According to the lightweight modeling material of the present invention, a viscosity modifier is added to the lightweight modeling material, the addition amount of the lightening material constituting the lightweight modeling material, the addition amount of water, and the water Z polyvinyl alcohol. By controlling the blending ratio of the rucol-based rosin within a predetermined range, it satisfies the good relationship between the squeezing ability through the restrictor, which is a reciprocal characteristic, and the shape retention, and the expansion as described above. The problem can be solved.

 Therefore, as shown in FIG. 7, the lightweight modeling material of the present invention can be suitably used as a pseudo-material for a toy or a decoration cake as a decoration, a confectionery house, a confectionery, a whipped cream, or the like.

Claims

The scope of the claims

 [1] A lightweight molding material comprising a binder resin containing a polybula alcohol-based resin, a viscosity modifier, water, and a lightening material,

 The addition amount of the lightening material is set to a value within a range of 3 to 22% by weight with respect to the total amount, and the addition amount of the water is within a range of 65 to 92% by weight with respect to the total amount. A lightweight molding material characterized in that the blending ratio (weight ratio) of water Z polybulualcohol-based resin is a value in the range of 3 to 300.

[2] The addition amount of the polyvinyl alcohol-based resin as the Norder resin is set to a value within the range of 0.2 to 22% by weight with respect to the total amount. The lightweight modeling material as described in the item.

 [3] The addition amount of the viscosity modifier is set to a value within the range of 0.1 to 20% by weight with respect to the total amount, and the blending ratio (weight ratio) of the water Z viscosity modifier is 3 to 920. The lightweight modeling material according to claim 1 or 2, characterized in that the value is within the range.

[4] The viscosity adjusting agent is at least one compound selected from the group consisting of fatty acid, fatty acid salt, sulfonate, sulfate ester salt, and polysaccharide strength. The lightweight modeling material as described in any one of Claim 3.

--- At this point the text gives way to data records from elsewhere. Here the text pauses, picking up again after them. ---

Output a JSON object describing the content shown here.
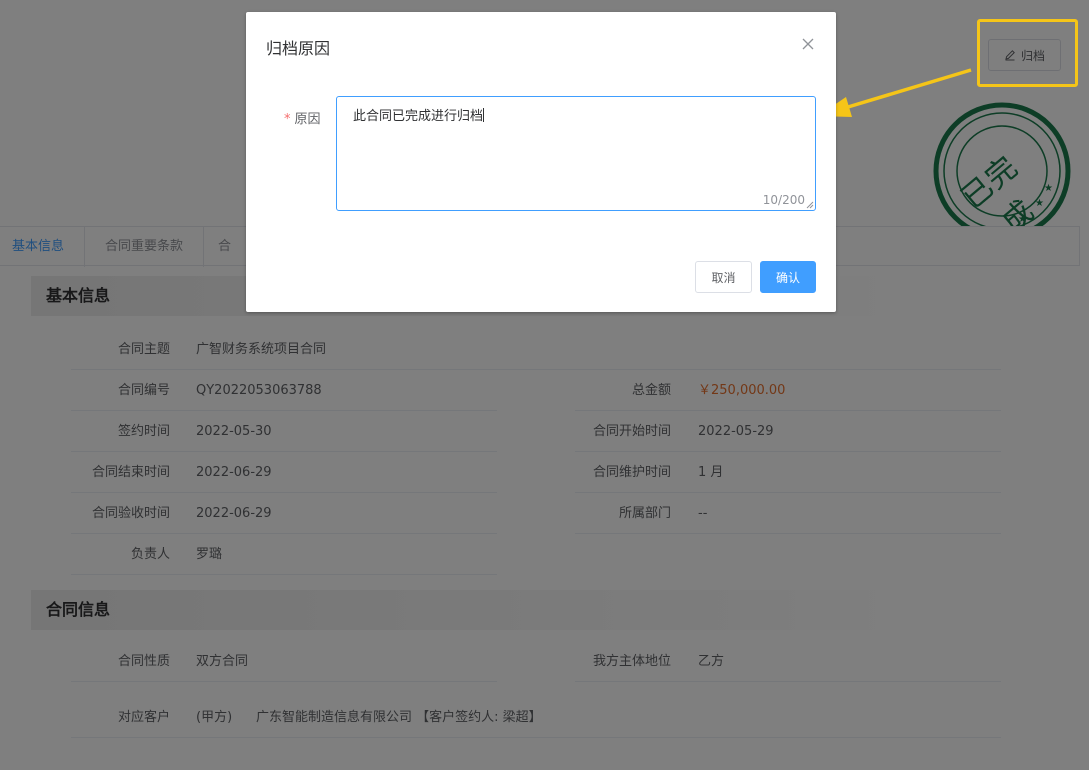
{
  "header": {
    "title_partial": "",
    "archive_button_label": "归档"
  },
  "stamp": {
    "text": "已完成"
  },
  "tabs": [
    {
      "label": "基本信息"
    },
    {
      "label": "合同重要条款"
    },
    {
      "label": "合"
    }
  ],
  "sections": {
    "basic_title": "基本信息",
    "contract_title": "合同信息"
  },
  "basic_info": {
    "subject_label": "合同主题",
    "subject_value": "广智财务系统项目合同",
    "number_label": "合同编号",
    "number_value": "QY2022053063788",
    "total_label": "总金额",
    "total_value": "￥250,000.00",
    "sign_label": "签约时间",
    "sign_value": "2022-05-30",
    "start_label": "合同开始时间",
    "start_value": "2022-05-29",
    "end_label": "合同结束时间",
    "end_value": "2022-06-29",
    "maint_label": "合同维护时间",
    "maint_value": "1 月",
    "accept_label": "合同验收时间",
    "accept_value": "2022-06-29",
    "dept_label": "所属部门",
    "dept_value": "--",
    "owner_label": "负责人",
    "owner_value": "罗璐"
  },
  "contract_info": {
    "nature_label": "合同性质",
    "nature_value": "双方合同",
    "position_label": "我方主体地位",
    "position_value": "乙方",
    "customer_label": "对应客户",
    "customer_party": "(甲方)",
    "customer_value": "广东智能制造信息有限公司 【客户签约人: 梁超】"
  },
  "dialog": {
    "title": "归档原因",
    "field_label": "原因",
    "required_mark": "*",
    "reason_value": "此合同已完成进行归档",
    "counter": "10/200",
    "cancel_label": "取消",
    "confirm_label": "确认"
  },
  "colors": {
    "primary": "#409eff",
    "highlight": "#f5c518",
    "stamp": "#1b7a4c",
    "money": "#e6702e",
    "required": "#f56c6c"
  }
}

[5] When the viscosity modifier is a first viscosity modifier, it contains a polyhydric alcohol as a second viscosity modifier different in kind from the first viscosity modifier. The lightweight modeling material according to claim 4.

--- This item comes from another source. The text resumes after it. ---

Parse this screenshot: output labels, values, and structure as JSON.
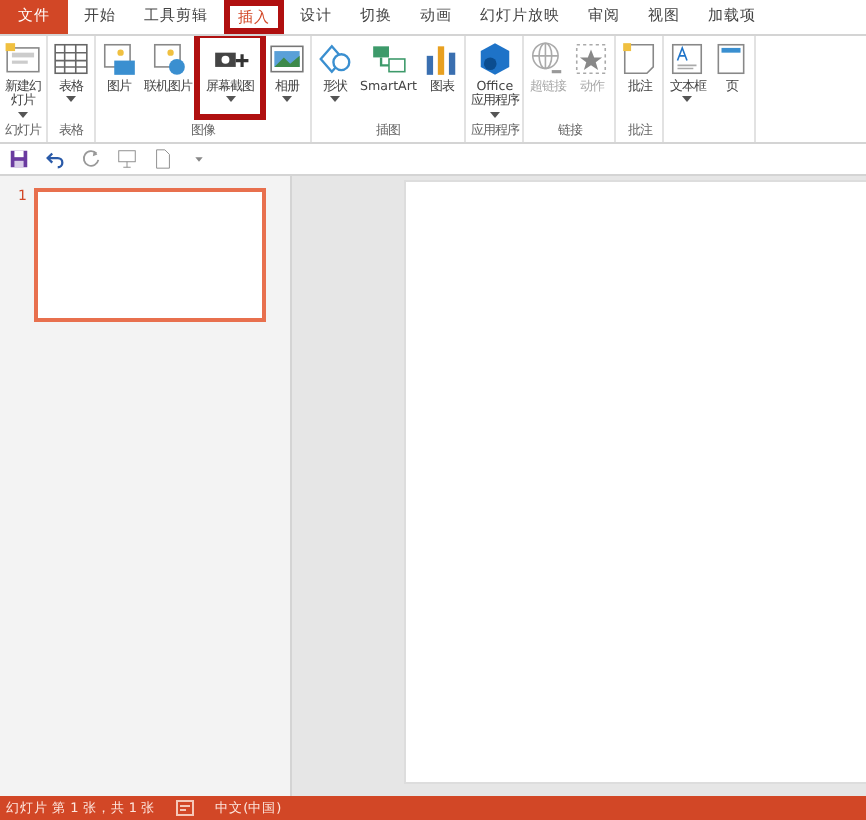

[6] The penetration of the lightweight molding material measured in accordance with JISK2207 is set to a value within the range of 8 to 80 mm (measurement temperature: 25 ° C). The lightweight modeling material according to any one of the fifth item.

[7] Discharge amount of the lightweight modeling material (capacity: 250 ml, squeezing port: polygonal shape, outer diameter: 17 mm

, Inner diameter: Using a 13mm squeezer, the capacity of lightweight molding material to be squeezed out in 10 seconds 2)

The lightweight modeling material according to any one of claims 1 to 6, wherein the value is within a range of up to 250 cm ³ ZlO seconds.

[8] The lightweight modeling material according to any one of claims 1 to 7, wherein the volumetric shrinkage of the lightweight modeling material is set to a value of 35% or less.

[9] The lightweight construction according to any one of claims 1 to 8, wherein the lightening material is an organic hollow microsphere or an inorganic hollow microsphere. Shape material.

 [10] The lightweight modeling material further includes a colorant, and the amount of the colorant added is set to a value within a range of 0.01 to 10% by weight with respect to the total amount. The lightweight modeling material as described in any one of Claims 1-9.

 [11] The light-weight modeling material is creamy, and when the light-weight modeling material is squeezed out through a throttle port having a predetermined shape, the predetermined shape of the throttle port is retained. The lightweight modeling material as described in any one of the range 1st term-10th term.